Edit

Azure Content Understanding skill

Important

These features and functionality are part of the 2026-05-01-preview REST API. The 2026-05-01-preview is licensed to you as part of your Azure subscription and is subject to the terms applicable to "Previews" in the Microsoft Product Terms, the Microsoft Products and Services Data Protection Addendum ("DPA"), and the Supplemental Terms of Use for Microsoft Azure Previews.

The 2026-05-01-preview supports connections to other Microsoft services and third-party services. Use of these services is subject to their respective terms and might result in data processing or storage outside of the Azure compliance boundary, as well as data flowing into the Azure compliance boundary.

It's your responsibility to manage whether your data will flow outside of your organization's compliance and geographic boundaries and any related implications, and that appropriate permissions, boundaries, and approvals are provisioned.

You're responsible for carefully reviewing and testing applications you build in the context of your specific use cases and making all appropriate decisions and customizations. This includes implementing your own responsible AI mitigations, such as metaprompts, content filters, or other safety systems, and ensuring your applications meet appropriate quality, reliability, security, and trustworthiness standards. For more information, see the Azure AI Search Transparency Note.

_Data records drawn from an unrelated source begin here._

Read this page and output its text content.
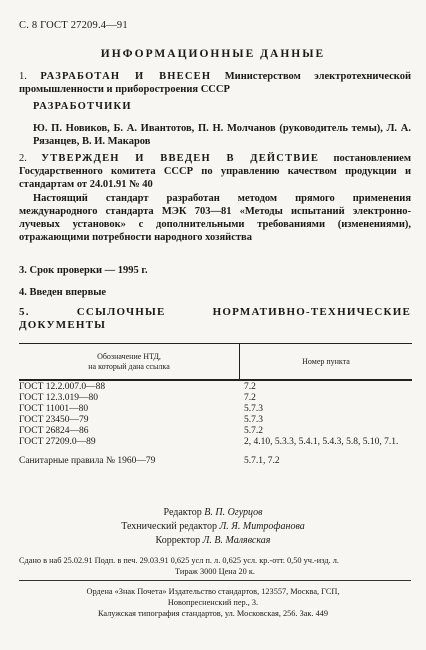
С. 8 ГОСТ 27209.4—91
ИНФОРМАЦИОННЫЕ ДАННЫЕ
1. РАЗРАБОТАН И ВНЕСЕН Министерством электротехнической промышленности и приборостроения СССР
РАЗРАБОТЧИКИ
Ю. П. Новиков, Б. А. Ивантотов, П. Н. Молчанов (руководитель темы), Л. А. Рязанцев, В. И. Макаров
2. УТВЕРЖДЕН И ВВЕДЕН В ДЕЙСТВИЕ постановлением Государственного комитета СССР по управлению качеством продукции и стандартам от 24.01.91 № 40
Настоящий стандарт разработан методом прямого применения международного стандарта МЭК 703—81 «Методы испытаний электронно-лучевых установок» с дополнительными требованиями (изменениями), отражающими потребности народного хозяйства
3. Срок проверки — 1995 г.
4. Введен впервые
5. ССЫЛОЧНЫЕ НОРМАТИВНО-ТЕХНИЧЕСКИЕ ДОКУМЕНТЫ
Обозначение НТД,
на который дана ссылка
Номер пункта
ГОСТ 12.2.007.0—88	7.2
ГОСТ 12.3.019—80	7.2
ГОСТ 11001—80	5.7.3
ГОСТ 23450—79	5.7.3
ГОСТ 26824—86	5.7.2
ГОСТ 27209.0—89	2, 4.10, 5.3.3, 5.4.1, 5.4.3, 5.8, 5.10, 7.1.
Санитарные правила № 1960—79	5.7.1, 7.2
Редактор В. П. Огурцов
Технический редактор Л. Я. Митрофанова
Корректор Л. В. Малявская
Сдано в наб 25.02.91 Подп. в печ. 29.03.91 0,625 усл п. л. 0,625 усл. кр.-отт. 0,50 уч.-изд. л.
Тираж 3000 Цена 20 к.
Ордена «Знак Почета» Издательство стандартов, 123557, Москва, ГСП,
Новопресненский пер., 3.
Калужская типография стандартов, ул. Московская, 256. Зак. 449
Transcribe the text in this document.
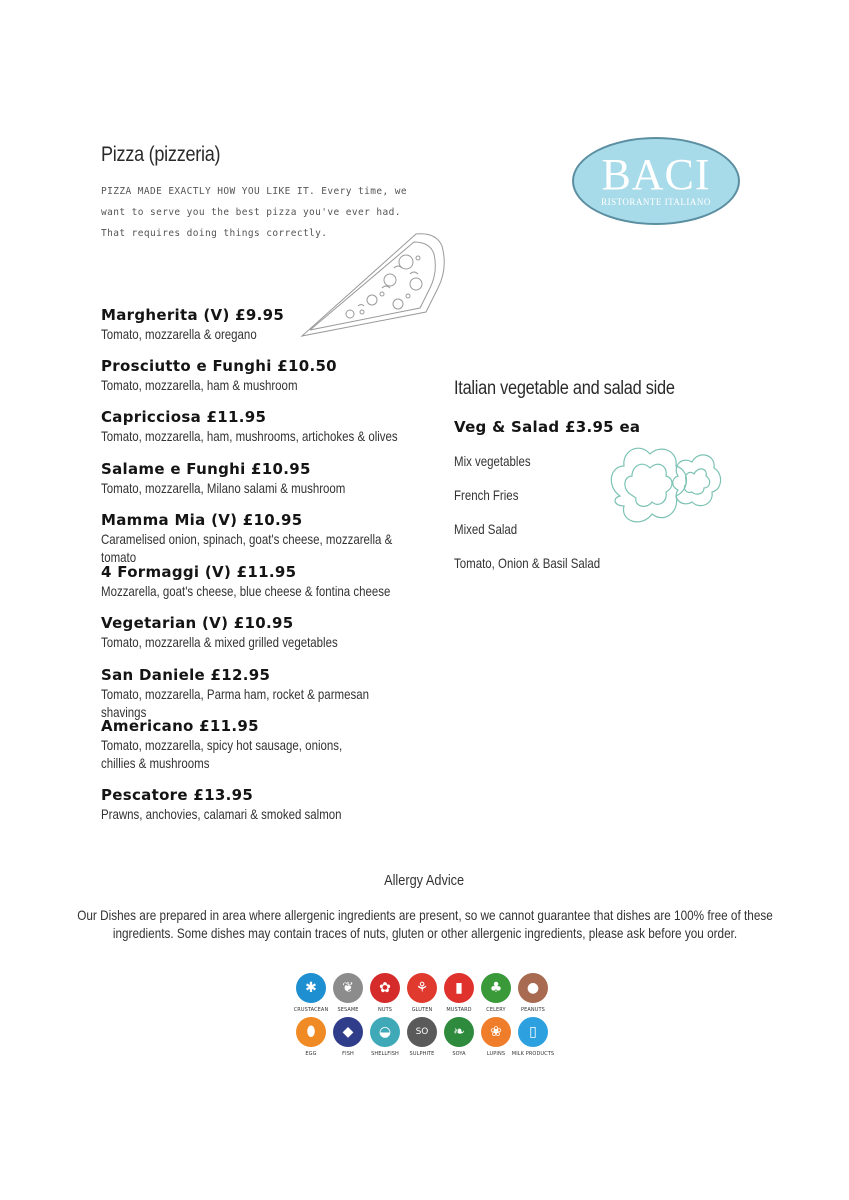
Pizza (pizzeria)
PIZZA MADE EXACTLY HOW YOU LIKE IT. Every time, we want to serve you the best pizza you've ever had. That requires doing things correctly.
BACI
RISTORANTE ITALIANO
Margherita (V) £9.95
Tomato, mozzarella & oregano
Prosciutto e Funghi £10.50
Tomato, mozzarella, ham & mushroom
Capricciosa £11.95
Tomato, mozzarella, ham, mushrooms, artichokes & olives
Salame e Funghi £10.95
Tomato, mozzarella, Milano salami & mushroom
Mamma Mia (V) £10.95
Caramelised onion, spinach, goat's cheese, mozzarella & tomato
4 Formaggi (V) £11.95
Mozzarella, goat's cheese, blue cheese & fontina cheese
Vegetarian (V) £10.95
Tomato, mozzarella & mixed grilled vegetables
San Daniele £12.95
Tomato, mozzarella, Parma ham, rocket & parmesan shavings
Americano £11.95
Tomato, mozzarella, spicy hot sausage, onions, chillies & mushrooms
Pescatore £13.95
Prawns, anchovies, calamari & smoked salmon
Italian vegetable and salad side
Veg & Salad £3.95 ea
Mix vegetables
French Fries
Mixed Salad
Tomato, Onion & Basil Salad
Allergy Advice
Our Dishes are prepared in area where allergenic ingredients are present, so we cannot guarantee that dishes are 100% free of these ingredients. Some dishes may contain traces of nuts, gluten or other allergenic ingredients, please ask before you order.
✱
CRUSTACEAN
❦
SESAME
✿
NUTS
⚘
GLUTEN
▮
MUSTARD
♣
CELERY
●
PEANUTS
⬮
EGG
◆
FISH
◒
SHELLFISH
SO
SULPHITE
❧
SOYA
❀
LUPINS
▯
MILK PRODUCTS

The Azure Content Understanding skill uses document analyzers from Azure Content Understanding in Foundry Tools to analyze unstructured documents and other content types, generating organized, searchable outputs that can be integrated into automation workloads. This skill extracts both text and images, including location metadata that preserves each image's position within the document. Image proximity to related content is especially useful for multimodal search, agentic retrieval, and retrieval-augmented generation (RAG).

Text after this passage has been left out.